June 27, 2008 at 11:40 am
Excellent QOD. I spent enough time studying the code and the results in QA that I don't feel guilty about running it before choosing the correct answer :Whistling:.
The light bulb finally went on for me that including "subgrp" in the result set is a red herring of sorts -- none of the three counts change depending on its value. The results are easier to understand by removing subgrp and making them distinct. If we make the Select statement....

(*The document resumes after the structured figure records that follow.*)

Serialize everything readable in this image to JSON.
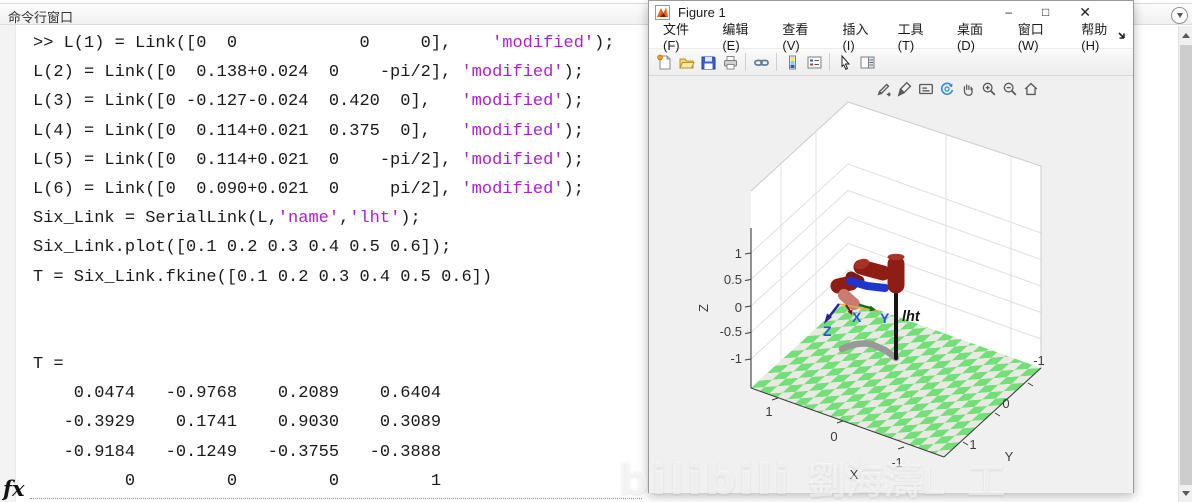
{
  "command_window": {
    "title": "命令行窗口",
    "prompt_indicator": "fx",
    "lines": [
      {
        "s": [
          [
            ">> L(1) = Link([0  0            0     0],    ",
            "code"
          ],
          [
            "'modified'",
            "str"
          ],
          [
            ");",
            "code"
          ]
        ]
      },
      {
        "s": [
          [
            "L(2) = Link([0  0.138+0.024  0    -pi/2], ",
            "code"
          ],
          [
            "'modified'",
            "str"
          ],
          [
            ");",
            "code"
          ]
        ]
      },
      {
        "s": [
          [
            "L(3) = Link([0 -0.127-0.024  0.420  0],   ",
            "code"
          ],
          [
            "'modified'",
            "str"
          ],
          [
            ");",
            "code"
          ]
        ]
      },
      {
        "s": [
          [
            "L(4) = Link([0  0.114+0.021  0.375  0],   ",
            "code"
          ],
          [
            "'modified'",
            "str"
          ],
          [
            ");",
            "code"
          ]
        ]
      },
      {
        "s": [
          [
            "L(5) = Link([0  0.114+0.021  0    -pi/2], ",
            "code"
          ],
          [
            "'modified'",
            "str"
          ],
          [
            ");",
            "code"
          ]
        ]
      },
      {
        "s": [
          [
            "L(6) = Link([0  0.090+0.021  0     pi/2], ",
            "code"
          ],
          [
            "'modified'",
            "str"
          ],
          [
            ");",
            "code"
          ]
        ]
      },
      {
        "s": [
          [
            "Six_Link = SerialLink(L,",
            "code"
          ],
          [
            "'name'",
            "str"
          ],
          [
            ",",
            "code"
          ],
          [
            "'lht'",
            "str"
          ],
          [
            ");",
            "code"
          ]
        ]
      },
      {
        "s": [
          [
            "Six_Link.plot([0.1 0.2 0.3 0.4 0.5 0.6]);",
            "code"
          ]
        ]
      },
      {
        "s": [
          [
            "T = Six_Link.fkine([0.1 0.2 0.3 0.4 0.5 0.6])",
            "code"
          ]
        ]
      },
      {
        "s": []
      },
      {
        "s": []
      },
      {
        "s": [
          [
            "T =",
            "code"
          ]
        ]
      },
      {
        "s": [
          [
            "    0.0474   -0.9768    0.2089    0.6404",
            "code"
          ]
        ]
      },
      {
        "s": [
          [
            "   -0.3929    0.1741    0.9030    0.3089",
            "code"
          ]
        ]
      },
      {
        "s": [
          [
            "   -0.9184   -0.1249   -0.3755   -0.3888",
            "code"
          ]
        ]
      },
      {
        "s": [
          [
            "         0         0         0         1",
            "code"
          ]
        ]
      }
    ]
  },
  "figure_window": {
    "title": "Figure 1",
    "menu_items": [
      "文件(F)",
      "编辑(E)",
      "查看(V)",
      "插入(I)",
      "工具(T)",
      "桌面(D)",
      "窗口(W)",
      "帮助(H)"
    ],
    "toolbar_icons": [
      "new-figure-icon",
      "open-file-icon",
      "save-figure-icon",
      "print-figure-icon",
      "link-plot-icon",
      "insert-colorbar-icon",
      "insert-legend-icon",
      "edit-plot-cursor-icon",
      "property-inspector-icon"
    ],
    "axes_toolbar": {
      "icons": [
        "export-icon",
        "brush-icon",
        "datatips-icon",
        "rotate-3d-icon",
        "pan-icon",
        "zoom-in-icon",
        "zoom-out-icon",
        "restore-view-icon"
      ],
      "active": "rotate-3d-icon",
      "active_color": "#2e8fd5"
    },
    "plot": {
      "robot_label": "lht",
      "axis": {
        "x": {
          "label": "X",
          "ticks": [
            "1",
            "0",
            "-1"
          ]
        },
        "y": {
          "label": "Y",
          "ticks": [
            "1",
            "0",
            "-1"
          ]
        },
        "z": {
          "label": "Z",
          "ticks": [
            "1",
            "0.5",
            "0",
            "-0.5",
            "-1"
          ]
        }
      },
      "frame_axis_labels": {
        "x": "X",
        "y": "Y",
        "z": "Z"
      },
      "floor_colors": {
        "green": "#74df78",
        "light": "#e9e9e4"
      },
      "robot_colors": {
        "link_dark_red": "#8e1d16",
        "link_highlight": "#c77c70",
        "joint_blue": "#1f35cf",
        "shadow_gray": "#999999"
      }
    }
  },
  "watermark": {
    "logo": "bilibili",
    "name": "劉海濤L",
    "partial": "工"
  },
  "colors": {
    "string_literal": "#a822cb",
    "code_text": "#1a1a1a",
    "canvas_bg": "#f0f0f0"
  }
}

select distinct grp --,subgrp
,count(*) OVER (partition by grp,subgrp) grpcount
,count(*) OVER (partition by grp) subcount
,count(*) OVER (partition by NULL) grandcount
from #windows
group by grp , subgrp
Then our results are much more straight-forward and, to me anyway, easier to tie back to the query:
grp grpcount subcount grandcount
----- ----------- ----------- -----------
aaaaa 1 3 4
bbbbb 1 1 4
Putting the results in plain English,
there's 1 grp "aaaaa" with 3 subgrps out of 4 total subgrps,
there's 1 grp "bbbbb" with 1 subgrp out of the same total 4 subgrps
The grpcount will always be 1 since we did "group by" and windowed on the same combination of grp and subgrp.
June 27, 2008 at 12:06 pm
Thanks. I was able to run a quey in a DB with compatibility set to 90. The previous DB only has compatibility set up to 80.